The Sunday Mirror Libya 24 March 2011

 

Here are three questions that need answering on Libya.

 

Why are we there? How will it finish? And when will it end?

 

We are there because Libya matters to us. Not just because upholding international law is vital for peace at a time of great turbulence in the world. I mean it REALLY matters to us – here in Britain. The Arabs nations of the Maghreb are our southern neighbours in Europe. They are a major source, not just of the energy we depend on, but also of one of the greatest threats to our safety – international terrorism. I had always imagined that the result of our foolish policy of supporting – and even arming – Arab dictators (including latterly that of Col Gaddafi), the Arab revolution when it came would bring in the Jihadists. Instead those brave protesters are demanding democracy and human rights. There is an irony in the fact that democracy has been brought to the Arab world, not by Western armies, but by Facebook, Twitter, and the courage of young Arabs on the streets.
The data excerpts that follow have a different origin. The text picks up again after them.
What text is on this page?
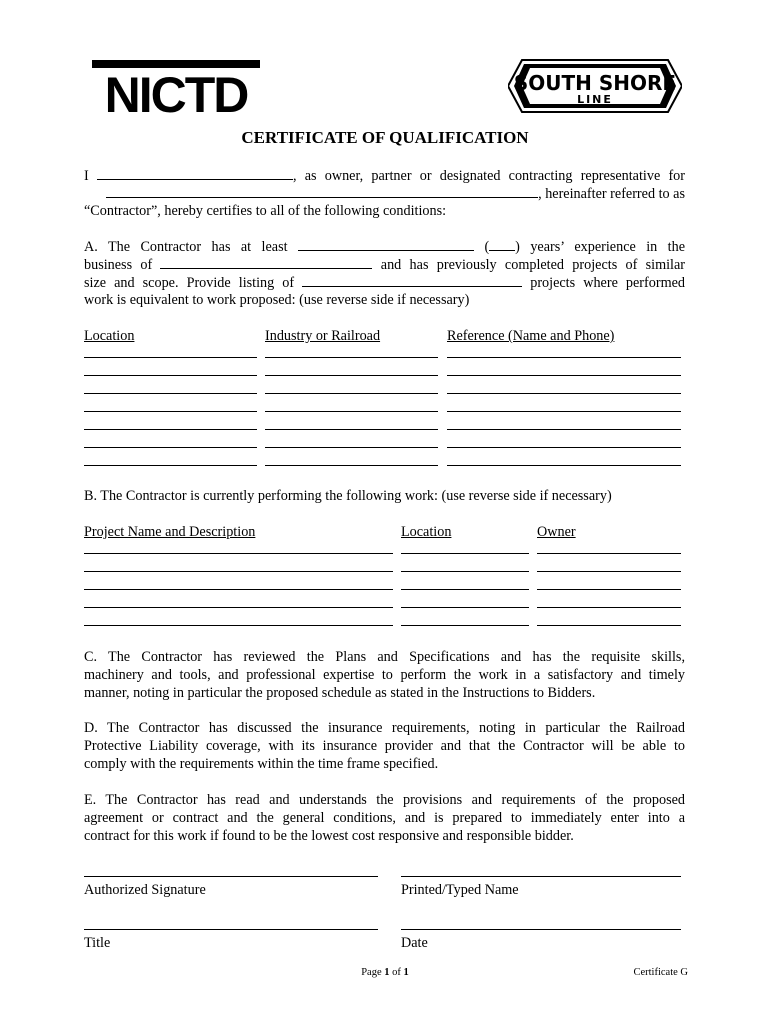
NICTD	SOUTH SHORE
LINE
CERTIFICATE OF QUALIFICATION
I	, as owner, partner or designated contracting representative for
, hereinafter referred to as
“Contractor”, hereby certifies to all of the following conditions:
A. The Contractor has at least	( ) years’ experience in the
business of	and has previously completed projects of similar
size and scope. Provide listing of	projects where performed
work is equivalent to work proposed: (use reverse side if necessary)
Location	Industry or Railroad	Reference (Name and Phone)
B. The Contractor is currently performing the following work: (use reverse side if necessary)
Project Name and Description	Location	Owner
C. The Contractor has reviewed the Plans and Specifications and has the requisite skills,
machinery and tools, and professional expertise to perform the work in a satisfactory and timely
manner, noting in particular the proposed schedule as stated in the Instructions to Bidders.
D. The Contractor has discussed the insurance requirements, noting in particular the Railroad
Protective Liability coverage, with its insurance provider and that the Contractor will be able to
comply with the requirements within the time frame specified.
E. The Contractor has read and understands the provisions and requirements of the proposed
agreement or contract and the general conditions, and is prepared to immediately enter into a
contract for this work if found to be the lowest cost responsive and responsible bidder.
Authorized Signature	Printed/Typed Name
Title	Date
Page 1 of 1	Certificate G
If the Arab Spring can now replace street demonstrations with effective democratic Governments, then we will have reliable neighbours to our south who share our values, and Al Qaeda will be more damaged than they ever could be by us.

 

If Col Gaddafi is allowed with impunity, to slaughter his people before our eyes (remember he promised to “show no mercy”), then this “Arab Spring” will be terribly damaged. And we will be showing that though we talk democracy, we aren’t prepared to defend it; that we say we value international law, but won’t uphold it. And a signal will go out to the other dictators in the region that the best way to stop demonstrations is to shoot them demonstrators in the streets.

 

However difficult and costly it is to do what we are doing now – doing nothing would in the end have cost us more.

 

So now we come to the more difficult bit? How will it finish?

 

The uncomfortable answer is, probably untidily. These things often do. When we liberated Kuwait in 1991, we had to leave Saddam Hussein in power next door, a no fly zone to stop him doing more mischief and a semi-independent Kurdish area in the north which we had to continue to protect. When you have to use force you may stop a greater evil, it does not mean you will always create a tidy outcome.

 

My guess is that this may end with a divided country. A free Libya to the east and Gaddafi-land to the west. My guess is that those Libyans who are left under the Colonel’s cranky dictatorship will not want to do so for long. But that is their choice, not ours.

 

Because that is what the UN Security Council Resolution says. This action is about protecting Arab lives and preserving their freedom to choose. No more and no less.

 

So how long will it last? I am afraid the straight answer is uncomfortable, too. As long as it takes. You cannot create a safe peace from such a situation overnight. But one thing is certain. Whatever the cost of protecting the lives of those who believe in freedom, the costs of allowing a dictator to triumph in blood in this region and at this time, would be far, far more.